RAINBOW and GUSTO: Stealth and the Design of the Lockheed Blackbird


Wednesday 11 December 2013, 14:00, Parsons Building (Crossland Lecture Theatre)

Lockheed A-12 Blackbird

When the first flights of the U-2 spyplane over the Soviet Union were tracked by air defense radars, the CIA realized that it was only a matter of time before it would be shot down, and thus began a crash program to reduce its radar cross section. This effort evolved into a competition to design a follow-on aircraft that would be invisible to radar. Over a period of two years, Lockheed and Convair explored a variety of subsonic and supersonic designs and tradeoffs among performance, payload, and RCS, resulting in selection of the Lockheed A-12 Blackbird. While the efforts were not completely successful, they laid the basis for future developments in low-observable aircraft, such as the F-117 and B-2.

Dr Paul Suhler is a computer engineer in the data storage industry, working for Quantum Corporation in Irvine, California, where he has contributed to the creation of seven different removable-media storage devices. A specialist in communication protocols and computer security, he has participated extensively in the development of computing standards, and received the 2009 Technical Excellence Award from the InterNational Committee for Information Technology Standards. He has published numerous conference and journal papers in parallel computing.
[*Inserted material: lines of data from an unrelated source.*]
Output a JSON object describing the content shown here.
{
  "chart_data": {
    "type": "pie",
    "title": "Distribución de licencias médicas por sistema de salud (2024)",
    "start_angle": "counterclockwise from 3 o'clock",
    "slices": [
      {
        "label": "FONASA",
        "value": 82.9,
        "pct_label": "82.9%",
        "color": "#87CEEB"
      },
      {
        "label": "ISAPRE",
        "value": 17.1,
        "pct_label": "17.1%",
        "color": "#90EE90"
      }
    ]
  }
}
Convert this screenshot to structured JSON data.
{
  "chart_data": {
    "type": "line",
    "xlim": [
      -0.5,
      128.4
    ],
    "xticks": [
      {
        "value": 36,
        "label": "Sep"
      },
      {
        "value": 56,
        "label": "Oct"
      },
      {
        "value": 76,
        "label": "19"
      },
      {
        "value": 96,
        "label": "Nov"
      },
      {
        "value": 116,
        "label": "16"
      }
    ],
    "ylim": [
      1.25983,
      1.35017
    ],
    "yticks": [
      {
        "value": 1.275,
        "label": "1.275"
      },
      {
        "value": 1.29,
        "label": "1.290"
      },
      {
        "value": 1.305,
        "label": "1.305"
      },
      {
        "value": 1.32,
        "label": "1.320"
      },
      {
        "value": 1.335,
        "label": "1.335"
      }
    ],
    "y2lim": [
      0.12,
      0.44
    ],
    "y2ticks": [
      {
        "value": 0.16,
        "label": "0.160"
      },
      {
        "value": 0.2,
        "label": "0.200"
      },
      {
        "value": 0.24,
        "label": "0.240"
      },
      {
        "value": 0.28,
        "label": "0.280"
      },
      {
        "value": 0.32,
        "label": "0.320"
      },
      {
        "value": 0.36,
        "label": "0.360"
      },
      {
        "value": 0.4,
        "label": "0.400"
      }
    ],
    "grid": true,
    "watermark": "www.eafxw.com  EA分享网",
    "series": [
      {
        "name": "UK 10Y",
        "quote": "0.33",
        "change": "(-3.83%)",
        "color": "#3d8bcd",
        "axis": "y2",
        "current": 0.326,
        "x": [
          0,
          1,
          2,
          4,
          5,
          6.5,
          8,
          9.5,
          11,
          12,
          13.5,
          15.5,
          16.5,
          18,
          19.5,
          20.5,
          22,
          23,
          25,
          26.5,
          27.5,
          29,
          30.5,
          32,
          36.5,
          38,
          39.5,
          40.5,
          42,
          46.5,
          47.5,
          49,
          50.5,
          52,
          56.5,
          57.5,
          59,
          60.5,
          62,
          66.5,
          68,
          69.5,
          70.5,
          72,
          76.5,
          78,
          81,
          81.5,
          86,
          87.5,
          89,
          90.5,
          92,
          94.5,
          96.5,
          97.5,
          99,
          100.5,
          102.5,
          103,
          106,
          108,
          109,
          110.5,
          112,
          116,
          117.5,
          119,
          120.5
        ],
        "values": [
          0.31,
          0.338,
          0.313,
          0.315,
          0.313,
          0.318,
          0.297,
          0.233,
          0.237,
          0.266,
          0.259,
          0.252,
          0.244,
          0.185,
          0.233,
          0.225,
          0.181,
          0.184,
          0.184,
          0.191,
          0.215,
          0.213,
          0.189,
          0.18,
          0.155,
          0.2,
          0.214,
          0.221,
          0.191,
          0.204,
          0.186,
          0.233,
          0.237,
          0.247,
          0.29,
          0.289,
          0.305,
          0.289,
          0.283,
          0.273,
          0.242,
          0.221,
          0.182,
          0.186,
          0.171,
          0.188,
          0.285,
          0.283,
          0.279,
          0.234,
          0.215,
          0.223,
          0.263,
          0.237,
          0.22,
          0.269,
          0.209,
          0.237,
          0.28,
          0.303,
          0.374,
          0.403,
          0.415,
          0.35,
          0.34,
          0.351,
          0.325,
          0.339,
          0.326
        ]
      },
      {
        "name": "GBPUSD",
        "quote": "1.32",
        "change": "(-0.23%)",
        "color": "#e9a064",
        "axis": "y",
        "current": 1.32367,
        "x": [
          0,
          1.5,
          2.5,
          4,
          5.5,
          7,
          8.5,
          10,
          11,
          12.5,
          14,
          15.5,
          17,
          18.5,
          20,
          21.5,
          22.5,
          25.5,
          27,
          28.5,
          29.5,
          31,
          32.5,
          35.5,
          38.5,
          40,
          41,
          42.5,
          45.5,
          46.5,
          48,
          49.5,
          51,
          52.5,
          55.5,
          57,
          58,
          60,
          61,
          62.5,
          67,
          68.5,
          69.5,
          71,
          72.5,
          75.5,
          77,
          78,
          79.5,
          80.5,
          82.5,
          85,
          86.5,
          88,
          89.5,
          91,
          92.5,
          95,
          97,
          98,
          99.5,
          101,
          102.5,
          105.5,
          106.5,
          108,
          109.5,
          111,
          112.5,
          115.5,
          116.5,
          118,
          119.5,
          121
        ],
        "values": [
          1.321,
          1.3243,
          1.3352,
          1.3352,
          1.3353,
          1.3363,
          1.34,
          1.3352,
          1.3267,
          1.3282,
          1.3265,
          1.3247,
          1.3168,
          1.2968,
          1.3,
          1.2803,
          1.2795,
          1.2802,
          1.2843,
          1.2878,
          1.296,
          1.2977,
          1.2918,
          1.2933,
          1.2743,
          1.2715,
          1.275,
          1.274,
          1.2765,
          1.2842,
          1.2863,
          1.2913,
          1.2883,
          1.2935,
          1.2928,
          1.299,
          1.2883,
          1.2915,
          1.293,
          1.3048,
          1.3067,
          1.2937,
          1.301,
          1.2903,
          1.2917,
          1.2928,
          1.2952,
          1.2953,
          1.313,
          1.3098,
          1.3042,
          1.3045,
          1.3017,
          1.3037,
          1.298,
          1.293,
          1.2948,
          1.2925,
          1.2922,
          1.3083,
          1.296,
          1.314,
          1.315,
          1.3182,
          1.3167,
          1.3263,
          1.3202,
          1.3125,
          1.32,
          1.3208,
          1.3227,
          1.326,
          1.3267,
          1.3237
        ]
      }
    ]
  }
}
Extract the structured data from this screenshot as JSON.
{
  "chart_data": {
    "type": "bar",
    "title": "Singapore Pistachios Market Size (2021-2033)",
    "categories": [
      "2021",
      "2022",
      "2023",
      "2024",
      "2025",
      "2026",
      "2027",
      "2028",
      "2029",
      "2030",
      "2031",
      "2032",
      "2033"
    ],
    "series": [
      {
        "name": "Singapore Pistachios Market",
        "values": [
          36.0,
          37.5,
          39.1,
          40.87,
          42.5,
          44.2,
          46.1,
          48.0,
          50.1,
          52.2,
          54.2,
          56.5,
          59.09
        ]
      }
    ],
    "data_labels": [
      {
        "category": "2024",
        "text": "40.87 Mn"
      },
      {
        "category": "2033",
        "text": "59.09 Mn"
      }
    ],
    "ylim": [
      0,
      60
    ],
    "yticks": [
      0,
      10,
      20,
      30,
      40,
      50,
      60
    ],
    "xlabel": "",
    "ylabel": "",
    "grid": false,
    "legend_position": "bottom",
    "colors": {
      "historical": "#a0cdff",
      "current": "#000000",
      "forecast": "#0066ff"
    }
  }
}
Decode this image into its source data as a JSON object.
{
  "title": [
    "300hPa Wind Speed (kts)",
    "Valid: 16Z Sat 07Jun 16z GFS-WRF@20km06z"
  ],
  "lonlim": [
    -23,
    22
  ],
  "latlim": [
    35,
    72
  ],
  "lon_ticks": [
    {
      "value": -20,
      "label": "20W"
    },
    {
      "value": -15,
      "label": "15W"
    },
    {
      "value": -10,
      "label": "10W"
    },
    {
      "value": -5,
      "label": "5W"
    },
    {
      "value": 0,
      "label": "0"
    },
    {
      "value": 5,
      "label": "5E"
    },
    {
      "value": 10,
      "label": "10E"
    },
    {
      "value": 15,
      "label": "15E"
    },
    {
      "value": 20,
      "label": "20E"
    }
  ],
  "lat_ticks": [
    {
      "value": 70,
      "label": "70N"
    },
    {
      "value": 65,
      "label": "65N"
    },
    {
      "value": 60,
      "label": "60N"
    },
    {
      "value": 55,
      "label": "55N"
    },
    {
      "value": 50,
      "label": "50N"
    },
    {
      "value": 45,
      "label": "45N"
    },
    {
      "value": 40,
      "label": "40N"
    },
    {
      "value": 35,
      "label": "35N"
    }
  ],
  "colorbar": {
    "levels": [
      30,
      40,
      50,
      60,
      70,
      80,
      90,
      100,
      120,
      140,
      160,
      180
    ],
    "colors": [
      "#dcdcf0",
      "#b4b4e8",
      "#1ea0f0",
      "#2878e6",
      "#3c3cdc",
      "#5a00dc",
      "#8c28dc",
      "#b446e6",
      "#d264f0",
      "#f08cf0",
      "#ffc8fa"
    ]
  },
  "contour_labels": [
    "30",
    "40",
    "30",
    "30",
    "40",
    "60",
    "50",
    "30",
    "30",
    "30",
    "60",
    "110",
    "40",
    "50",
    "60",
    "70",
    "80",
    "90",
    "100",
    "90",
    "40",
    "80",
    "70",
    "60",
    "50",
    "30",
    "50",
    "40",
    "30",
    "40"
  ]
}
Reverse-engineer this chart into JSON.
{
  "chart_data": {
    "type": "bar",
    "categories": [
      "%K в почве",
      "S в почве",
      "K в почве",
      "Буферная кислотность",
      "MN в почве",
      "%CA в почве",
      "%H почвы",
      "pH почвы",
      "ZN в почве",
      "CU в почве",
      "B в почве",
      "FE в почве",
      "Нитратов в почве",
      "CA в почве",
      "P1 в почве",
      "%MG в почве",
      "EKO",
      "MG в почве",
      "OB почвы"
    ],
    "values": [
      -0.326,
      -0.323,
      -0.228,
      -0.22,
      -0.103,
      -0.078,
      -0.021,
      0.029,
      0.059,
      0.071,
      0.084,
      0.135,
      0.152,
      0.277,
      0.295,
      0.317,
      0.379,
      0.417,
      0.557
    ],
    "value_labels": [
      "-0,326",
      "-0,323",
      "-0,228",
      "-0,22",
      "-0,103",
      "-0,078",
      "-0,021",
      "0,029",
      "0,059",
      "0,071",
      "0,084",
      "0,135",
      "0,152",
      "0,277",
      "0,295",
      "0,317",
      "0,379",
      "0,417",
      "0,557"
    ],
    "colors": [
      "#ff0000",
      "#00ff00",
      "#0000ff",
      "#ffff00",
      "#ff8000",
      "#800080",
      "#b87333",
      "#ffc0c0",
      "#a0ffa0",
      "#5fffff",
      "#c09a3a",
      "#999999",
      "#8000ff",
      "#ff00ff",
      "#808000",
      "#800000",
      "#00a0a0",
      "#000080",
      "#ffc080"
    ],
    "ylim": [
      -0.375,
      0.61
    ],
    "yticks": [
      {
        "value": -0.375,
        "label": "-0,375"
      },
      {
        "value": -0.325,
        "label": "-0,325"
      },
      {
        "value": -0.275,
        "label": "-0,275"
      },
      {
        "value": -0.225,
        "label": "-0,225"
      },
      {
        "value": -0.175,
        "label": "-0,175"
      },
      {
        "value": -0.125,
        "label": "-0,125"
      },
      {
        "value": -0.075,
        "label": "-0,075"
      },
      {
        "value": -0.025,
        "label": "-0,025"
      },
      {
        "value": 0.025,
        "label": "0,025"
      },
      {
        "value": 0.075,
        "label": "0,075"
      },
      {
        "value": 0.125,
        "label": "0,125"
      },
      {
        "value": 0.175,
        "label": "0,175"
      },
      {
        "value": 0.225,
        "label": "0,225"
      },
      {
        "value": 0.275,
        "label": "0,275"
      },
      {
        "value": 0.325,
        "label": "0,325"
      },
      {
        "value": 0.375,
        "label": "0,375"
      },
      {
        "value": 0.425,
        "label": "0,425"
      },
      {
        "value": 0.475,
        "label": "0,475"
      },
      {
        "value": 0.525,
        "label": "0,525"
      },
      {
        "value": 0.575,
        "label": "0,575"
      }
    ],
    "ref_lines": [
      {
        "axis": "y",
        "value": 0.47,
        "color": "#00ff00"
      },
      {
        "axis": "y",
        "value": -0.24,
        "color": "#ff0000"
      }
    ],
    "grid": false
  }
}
Suhler received the BSEE and PhD in computer engineering from the University of Texas at Austin, and the MS in computer engineering from the University of California, Berkeley. A former Regular Army officer, he has also been a research staff member at IBM T.J. Watson Research Center and a research assistant professor at the University of Southern California. He holds a commercial pilot license and a US Parachute Association C license. He is a senior member of the Institute of Electrical and Electronics Engineers and a member of the Association for Computing Machinery.